Né le 3 juillet 1941 à Batna, Liamine Zeroual s'inscrit très tôt dans l'histoire de la libération nationale. À 16 ans, il rejoint l'Armée de Libération Nationale (ALN), entamant ainsi une carrière dédiée aux institutions militaires et civiles. Ce passage au maquis forgera son identité de futur cadre de l'État.
Au lendemain de l'indépendance, il poursuit son ascension au sein de l'Armée Nationale Populaire (ANP). Après plusieurs formations spécialisées à l'étranger, il occupe des fonctions de commandement stratégiques. Reconnu pour sa rigueur professionnelle, il gravit les échelons jusqu'au poste de Chef d'État-major. En 1990, faisant preuve d'une autonomie de décision remarquée, il choisit de quitter ses fonctions pour une première retraite anticipée, fidèle à ses convictions personnelles.

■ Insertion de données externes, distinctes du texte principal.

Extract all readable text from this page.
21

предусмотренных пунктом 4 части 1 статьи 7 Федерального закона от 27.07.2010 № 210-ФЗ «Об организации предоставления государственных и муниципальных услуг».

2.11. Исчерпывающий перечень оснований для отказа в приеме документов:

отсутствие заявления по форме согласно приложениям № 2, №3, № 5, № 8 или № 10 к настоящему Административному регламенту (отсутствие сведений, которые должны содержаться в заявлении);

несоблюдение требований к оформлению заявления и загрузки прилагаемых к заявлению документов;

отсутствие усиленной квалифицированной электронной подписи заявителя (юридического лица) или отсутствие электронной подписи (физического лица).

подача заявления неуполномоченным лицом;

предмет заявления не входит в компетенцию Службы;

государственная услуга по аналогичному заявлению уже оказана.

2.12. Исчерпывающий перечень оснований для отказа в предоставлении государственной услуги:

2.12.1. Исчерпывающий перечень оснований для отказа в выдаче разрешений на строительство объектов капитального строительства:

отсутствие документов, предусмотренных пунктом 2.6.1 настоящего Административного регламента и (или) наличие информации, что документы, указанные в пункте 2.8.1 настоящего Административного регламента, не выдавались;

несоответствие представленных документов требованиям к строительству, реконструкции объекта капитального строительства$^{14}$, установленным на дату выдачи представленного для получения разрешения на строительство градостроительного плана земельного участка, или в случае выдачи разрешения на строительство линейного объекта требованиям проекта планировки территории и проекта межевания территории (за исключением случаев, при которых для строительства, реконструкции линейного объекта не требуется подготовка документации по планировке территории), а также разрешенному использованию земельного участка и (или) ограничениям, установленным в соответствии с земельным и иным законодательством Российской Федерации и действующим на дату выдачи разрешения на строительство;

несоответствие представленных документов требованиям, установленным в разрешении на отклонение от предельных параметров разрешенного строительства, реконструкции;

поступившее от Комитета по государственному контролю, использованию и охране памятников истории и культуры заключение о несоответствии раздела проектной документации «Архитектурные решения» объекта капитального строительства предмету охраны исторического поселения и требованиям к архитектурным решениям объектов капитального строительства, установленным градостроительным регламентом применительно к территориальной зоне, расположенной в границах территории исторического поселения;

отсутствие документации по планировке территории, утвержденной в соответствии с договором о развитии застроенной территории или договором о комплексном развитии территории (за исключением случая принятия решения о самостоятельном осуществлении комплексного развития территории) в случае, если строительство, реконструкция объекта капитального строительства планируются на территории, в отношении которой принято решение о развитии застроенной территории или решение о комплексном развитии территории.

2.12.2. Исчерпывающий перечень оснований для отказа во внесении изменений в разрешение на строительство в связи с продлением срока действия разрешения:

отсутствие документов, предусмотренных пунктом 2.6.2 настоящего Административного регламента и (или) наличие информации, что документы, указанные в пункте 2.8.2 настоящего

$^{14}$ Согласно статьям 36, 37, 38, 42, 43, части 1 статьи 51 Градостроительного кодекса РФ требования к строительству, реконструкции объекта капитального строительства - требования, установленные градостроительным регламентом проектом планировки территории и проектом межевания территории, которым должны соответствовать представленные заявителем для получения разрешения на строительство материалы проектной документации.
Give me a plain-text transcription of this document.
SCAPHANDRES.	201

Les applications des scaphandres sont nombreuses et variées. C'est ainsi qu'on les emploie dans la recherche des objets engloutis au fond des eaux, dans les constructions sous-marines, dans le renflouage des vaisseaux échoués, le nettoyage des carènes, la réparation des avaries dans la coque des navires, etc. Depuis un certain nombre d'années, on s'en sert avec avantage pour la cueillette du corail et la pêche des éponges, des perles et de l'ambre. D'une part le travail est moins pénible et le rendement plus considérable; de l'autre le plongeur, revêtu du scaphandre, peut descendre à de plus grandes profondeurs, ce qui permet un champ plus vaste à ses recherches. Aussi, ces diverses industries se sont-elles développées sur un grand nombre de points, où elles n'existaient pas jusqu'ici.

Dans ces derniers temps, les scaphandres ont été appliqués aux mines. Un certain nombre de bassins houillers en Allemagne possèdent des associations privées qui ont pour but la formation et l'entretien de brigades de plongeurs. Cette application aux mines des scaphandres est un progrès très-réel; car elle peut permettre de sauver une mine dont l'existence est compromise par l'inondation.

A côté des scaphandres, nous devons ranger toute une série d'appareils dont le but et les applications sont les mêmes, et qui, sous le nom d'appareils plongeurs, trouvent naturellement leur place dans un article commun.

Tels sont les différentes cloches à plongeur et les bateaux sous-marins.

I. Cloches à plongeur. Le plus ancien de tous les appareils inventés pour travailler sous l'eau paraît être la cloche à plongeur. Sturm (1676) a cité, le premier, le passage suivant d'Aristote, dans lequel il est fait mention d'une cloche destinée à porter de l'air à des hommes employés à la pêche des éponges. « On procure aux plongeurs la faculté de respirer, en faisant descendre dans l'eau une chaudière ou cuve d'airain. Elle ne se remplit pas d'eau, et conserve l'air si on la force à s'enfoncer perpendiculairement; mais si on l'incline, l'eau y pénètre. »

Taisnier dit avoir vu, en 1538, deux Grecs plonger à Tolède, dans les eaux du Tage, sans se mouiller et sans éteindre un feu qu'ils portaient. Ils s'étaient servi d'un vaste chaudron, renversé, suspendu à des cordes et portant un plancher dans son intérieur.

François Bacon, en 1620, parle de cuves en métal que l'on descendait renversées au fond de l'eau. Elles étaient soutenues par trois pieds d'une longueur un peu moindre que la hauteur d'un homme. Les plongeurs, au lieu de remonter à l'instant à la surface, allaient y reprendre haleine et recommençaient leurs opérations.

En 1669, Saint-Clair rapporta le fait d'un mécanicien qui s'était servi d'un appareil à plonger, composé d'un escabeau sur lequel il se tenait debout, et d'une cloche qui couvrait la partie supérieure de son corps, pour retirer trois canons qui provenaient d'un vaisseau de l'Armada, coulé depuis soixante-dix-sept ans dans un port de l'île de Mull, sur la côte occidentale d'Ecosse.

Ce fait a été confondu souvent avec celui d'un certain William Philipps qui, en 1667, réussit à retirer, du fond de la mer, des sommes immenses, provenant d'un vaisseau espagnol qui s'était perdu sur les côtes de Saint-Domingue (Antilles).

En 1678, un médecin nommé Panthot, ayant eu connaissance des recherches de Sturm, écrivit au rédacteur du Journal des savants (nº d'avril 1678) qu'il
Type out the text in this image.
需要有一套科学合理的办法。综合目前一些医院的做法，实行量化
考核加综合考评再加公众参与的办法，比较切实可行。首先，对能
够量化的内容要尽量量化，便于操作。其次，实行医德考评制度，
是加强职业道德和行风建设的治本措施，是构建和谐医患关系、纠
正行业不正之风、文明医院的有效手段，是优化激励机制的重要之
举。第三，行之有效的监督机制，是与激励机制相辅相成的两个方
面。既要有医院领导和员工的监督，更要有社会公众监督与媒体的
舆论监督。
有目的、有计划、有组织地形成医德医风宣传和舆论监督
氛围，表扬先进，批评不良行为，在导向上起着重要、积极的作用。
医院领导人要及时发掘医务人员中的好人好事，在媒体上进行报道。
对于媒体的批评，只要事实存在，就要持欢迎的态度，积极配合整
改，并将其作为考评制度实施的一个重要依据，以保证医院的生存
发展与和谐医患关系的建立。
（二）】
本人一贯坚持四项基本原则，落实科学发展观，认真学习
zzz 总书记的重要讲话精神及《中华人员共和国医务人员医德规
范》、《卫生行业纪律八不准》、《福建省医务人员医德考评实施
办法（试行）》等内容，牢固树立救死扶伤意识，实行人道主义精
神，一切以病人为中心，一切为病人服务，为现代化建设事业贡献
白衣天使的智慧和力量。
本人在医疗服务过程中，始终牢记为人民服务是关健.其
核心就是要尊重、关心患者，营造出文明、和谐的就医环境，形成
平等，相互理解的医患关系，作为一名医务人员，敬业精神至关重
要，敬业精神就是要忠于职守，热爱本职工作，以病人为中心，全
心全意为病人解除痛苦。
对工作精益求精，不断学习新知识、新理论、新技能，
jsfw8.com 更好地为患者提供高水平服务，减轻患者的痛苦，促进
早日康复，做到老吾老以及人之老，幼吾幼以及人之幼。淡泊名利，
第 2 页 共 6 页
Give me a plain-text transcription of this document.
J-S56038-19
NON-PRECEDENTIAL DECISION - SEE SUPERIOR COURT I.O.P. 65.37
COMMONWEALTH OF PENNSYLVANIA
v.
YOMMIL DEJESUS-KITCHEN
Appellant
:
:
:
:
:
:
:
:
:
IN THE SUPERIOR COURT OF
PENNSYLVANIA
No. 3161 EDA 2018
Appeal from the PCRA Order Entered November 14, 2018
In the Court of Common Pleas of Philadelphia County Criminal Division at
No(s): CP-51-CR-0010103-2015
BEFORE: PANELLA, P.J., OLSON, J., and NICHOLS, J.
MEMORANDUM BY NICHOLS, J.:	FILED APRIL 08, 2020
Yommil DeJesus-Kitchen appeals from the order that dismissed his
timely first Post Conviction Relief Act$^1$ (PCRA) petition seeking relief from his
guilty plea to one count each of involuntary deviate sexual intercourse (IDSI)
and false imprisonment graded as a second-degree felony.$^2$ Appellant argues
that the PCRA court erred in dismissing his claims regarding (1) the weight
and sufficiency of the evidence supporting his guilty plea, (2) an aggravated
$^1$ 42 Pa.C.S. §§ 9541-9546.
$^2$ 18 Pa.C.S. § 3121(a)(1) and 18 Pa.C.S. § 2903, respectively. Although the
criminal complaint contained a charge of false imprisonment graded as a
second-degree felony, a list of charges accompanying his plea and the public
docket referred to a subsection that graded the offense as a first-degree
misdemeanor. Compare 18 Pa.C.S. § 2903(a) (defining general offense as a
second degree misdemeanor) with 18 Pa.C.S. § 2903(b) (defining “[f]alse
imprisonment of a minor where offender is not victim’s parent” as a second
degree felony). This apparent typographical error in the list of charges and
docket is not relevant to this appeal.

En janvier 1994, dans un climat national particulièrement difficile, Liamine Zeroual est désigné Chef de l'État par le Haut Comité d'État. Sa mission prioritaire consiste à stabiliser les fondations de la République et à renouer avec le processus démocratique. Sous son autorité, l'Algérie s'engage dans une phase de réorganisation politique majeure.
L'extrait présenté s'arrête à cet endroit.